Of the many public services in New Zealand, none is more universally popular than the national system of education, which has been in operation since 1877. With the arrival of the first settlers, private school—which in some instances had been begun on shipboard, on the passage out—were established, and these were followed by denominational schools, controlled by the various churches, and assisted out of public revenues. The Provincial Governments set up in each province a system of public education, differing somewhat in principle in each centre of settlement, but for which liberal provision was made.
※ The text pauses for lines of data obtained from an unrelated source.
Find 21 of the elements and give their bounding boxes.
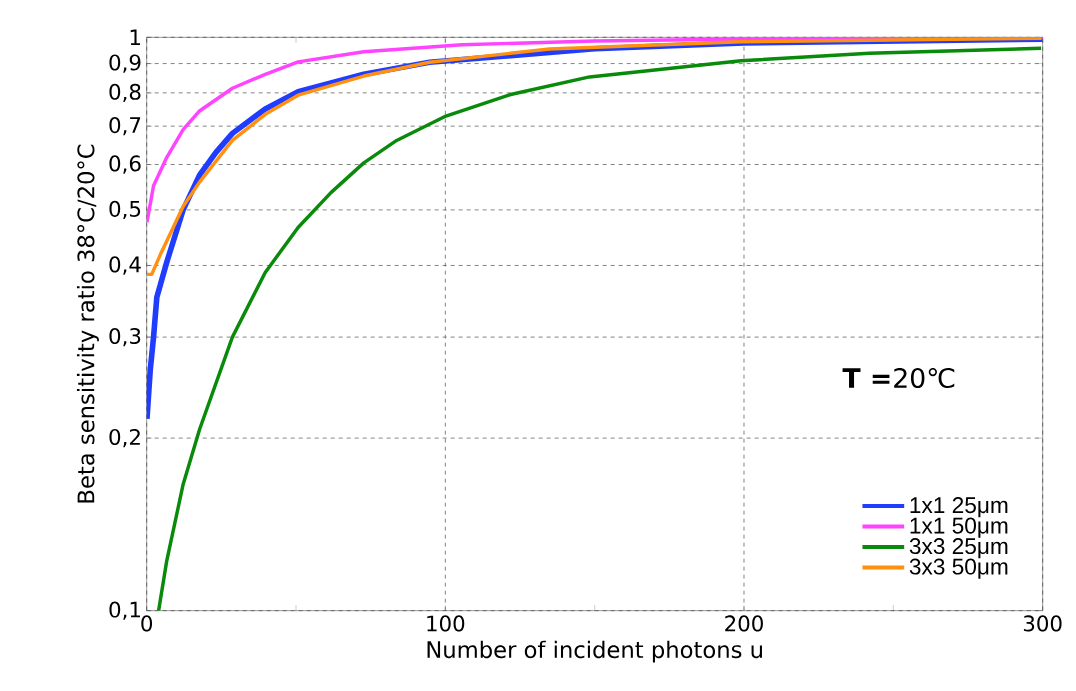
legend-label: 1x1 25μm (910, 497, 1008, 518)
legend-label: 3x3 25μm (909, 538, 1008, 559)
y-tick-label: 0,4 (109, 256, 141, 275)
y-tick-label: 1 (130, 29, 140, 46)
y-tick-label: 0,1 (109, 601, 140, 620)
y-tick-label: 0,8 (109, 83, 141, 103)
legend-title: T =20℃ (842, 368, 955, 389)
y-tick-label: 0,6 (109, 155, 141, 174)
x-tick-label: 0 (141, 615, 153, 632)
legend-label: 1x1 50μm (910, 517, 1008, 538)
legend-label: 3x3 50μm (909, 558, 1008, 579)
y-tick-label: 0,2 (109, 429, 140, 448)
x-tick-label: 200 (725, 615, 763, 632)
x-tick-label: 100 (427, 615, 465, 632)
y-axis-title: Beta sensitivity ratio 38°C/20°C (76, 144, 99, 503)
x-axis-title: Number of incident photons u (427, 640, 762, 663)
y-tick-label: 0,3 (109, 328, 141, 347)
y-tick-label: 0,9 (109, 54, 141, 73)
y-tick-label: 0,5 (109, 200, 141, 220)
y-tick-label: 0,7 (109, 117, 141, 136)
x-tick-label: 300 (1023, 615, 1062, 632)
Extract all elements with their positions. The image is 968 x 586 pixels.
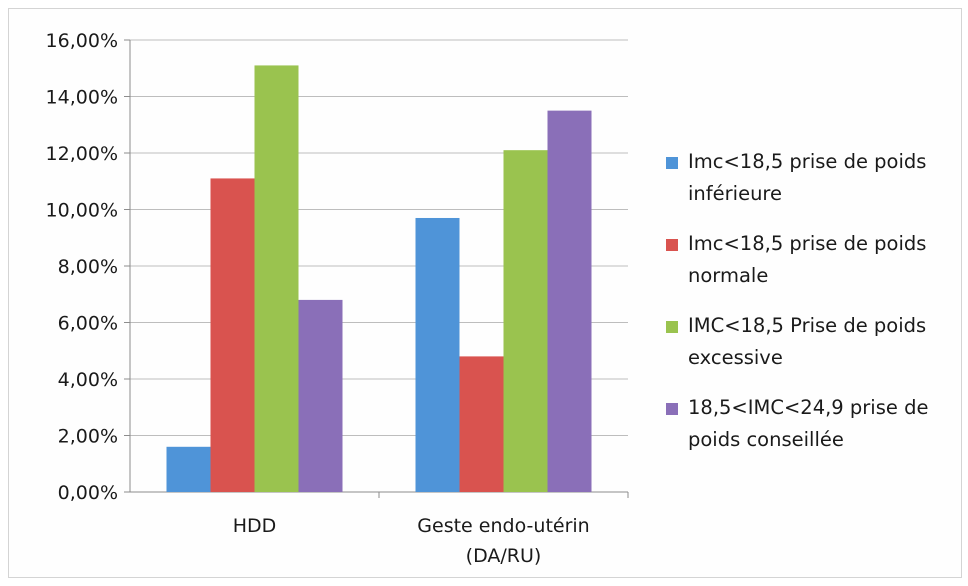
bar [547,110,592,492]
bar [254,65,299,493]
bar [210,178,255,493]
bar [503,150,548,493]
legend-label-line-2: normale [688,264,769,287]
y-tick-label: 0,00% [58,482,118,504]
bars [166,65,592,493]
bar [298,299,343,492]
legend-item-series-3: IMC<18,5 Prise de poids excessive [662,310,962,374]
legend-swatch [666,321,678,333]
bar [415,217,460,492]
legend-label-line-2: poids conseillée [688,428,844,451]
y-tick-label: 2,00% [58,426,118,448]
y-tick-label: 8,00% [58,256,118,278]
y-tick-label: 12,00% [46,143,118,165]
legend-label-line-1: Imc<18,5 prise de poids [688,232,927,255]
legend-item-series-4: 18,5<IMC<24,9 prise de poids conseillée [662,392,962,456]
legend-label-line-1: IMC<18,5 Prise de poids [688,314,927,337]
category-label: (DA/RU) [466,545,542,567]
legend-label-line-1: 18,5<IMC<24,9 prise de [688,396,929,419]
y-tick-label: 4,00% [58,369,118,391]
legend-item-series-2: Imc<18,5 prise de poids normale [662,228,962,292]
legend-label-line-2: inférieure [688,182,783,205]
legend-swatch [666,403,678,415]
category-labels: HDD Geste endo-utérin (DA/RU) [233,515,590,567]
y-tick-label: 10,00% [46,200,118,222]
bar [459,356,504,492]
bar [166,446,211,492]
legend-swatch [666,239,678,251]
y-tick-label: 16,00% [46,30,118,52]
category-label: HDD [233,515,277,537]
legend-label-line-1: Imc<18,5 prise de poids [688,150,927,173]
y-tick-label: 6,00% [58,313,118,335]
y-tick-label: 14,00% [46,87,118,109]
legend-label-line-2: excessive [688,346,783,369]
legend: Imc<18,5 prise de poids inférieure Imc<1… [662,146,962,474]
category-label: Geste endo-utérin [417,515,589,537]
y-tick-labels: 0,00% 2,00% 4,00% 6,00% 8,00% 10,00% 12,00% 14,… [46,30,118,504]
legend-swatch [666,157,678,169]
legend-item-series-1: Imc<18,5 prise de poids inférieure [662,146,962,210]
After the abolition of the provinces, the duty of providing instruction for the young fell upon the General Government, and the Education Act of 1877 embodied a scheme of free, secular, and compulsory education for the whole colony; it practically did away with the provincial and denominational systems, and is still in force. In the state schools tuition is free of cost to parents, except in regard to school books; religion is not taught; and it is compulsory for all children, between seven and thirteen years of age to attend school or receive private tuition. Though the Roman Catholics maintain separate schools, and a few other denominational and private schools still exist, the State educates about ninety per cent, of the children. The syllabus comprises reading, writing and arithmetic, history, geography, grammar, drawing, elementary science, domestic economy, and physical culture; boys are also instructed in military drill, and may learn woodcarving, and girls are taught plain sewing and cookery. The colony is divided into thirteen education districts, each under the administration of an elected Board of Education; and each Board receives and expends the capitation grant allotted by the Government from the consolidated revenue. In addition to the primary schools, there are in every district secondary schools; and in the four chief centres there are University Colleges. The free scholarships offered by the Government and private citizens are so numerous that an apt pupil of proved ability is enabled, after leaving a primary school, to advance through the secondary schools and university colleges, at practically no cost to the parents.

The university colleges have professorial staffs of high attainments, and the courses of lectures in the various branches of learning are attended by large numbers of students of both sexes. The University of New Zealand is an examining body, empowered to grant degrees in Arts, Sciences, Law, Music, and Medicine, and its distinctions are allowed to rank with those of Oxford, Cambridge, or any other university in the British dominions.